Love…In The End

It was always about you, I like you from the very first time I saw you. There is something in you which attracts me. Science says there are few people in this universe, who gets attracted towards each other automatically. I feel this theory is true in our case.

I always wanted to talk to you, spent time with you and never wanted you to leave. When we got to know each other, we found out that we are looking for the same things in life. There was a time when we were almost reading each other’s mind. I loved that feeling of being close to you. The time we spent together was the best time of my life. We had infinite moments which can be mentioned as best, but naming one moment best would be unfair to the other.

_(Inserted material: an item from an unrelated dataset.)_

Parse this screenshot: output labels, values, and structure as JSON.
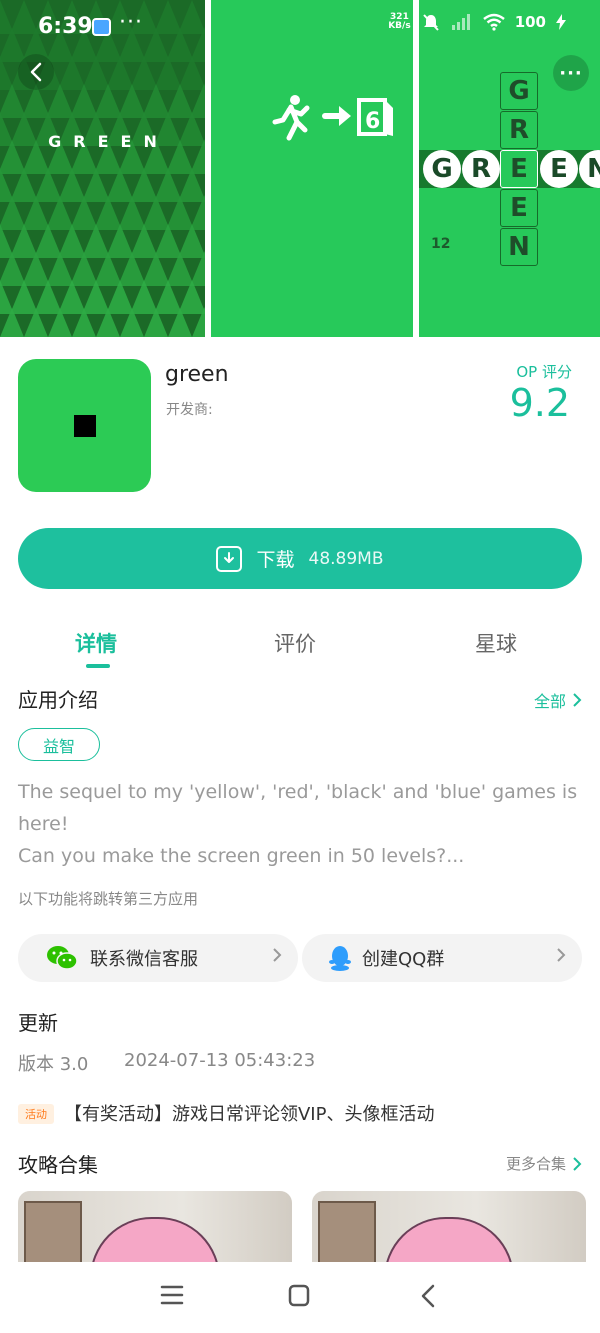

We spent lots of time talking, sharing secrets to each other. I felt proud when I was able to make you laugh. You are the only person in this universe, whom I told this much about me. You won’t believe I started judging people, situations, places, things, everything with your perception. I always thought, what will you think about it or will you like it or not.

Every trip we have gone for, every party we did was only because I wanted to spend time with you, see you, talk to you.

Then the time came when I realized that my feelings about you are not in my control. Feelings that I always wanted to share with you, but I couldn’t. I never wanted you to leave or go with someone else. In my heart you were always mine. I tried to hate you for never understanding or acknowledging my feelings. I tried to go away from you, but I couldn’t. When I realized that you are leaving and I can’t do anything about it, I cried aloud and hated myself.

I have never been in a serious relationship, but I always wanted to do all the things which we see in movies hero doing for his love. There is not even a single night, when I don’t dream about you.

I want to stop you and tell you that I won’t be able to live without you, but I can’t. As I always wanted to say when you used to ask on the phone during our conversation “Say something”, I always wanted to reply “I Love You”, I Love You so much that I can do anything for you.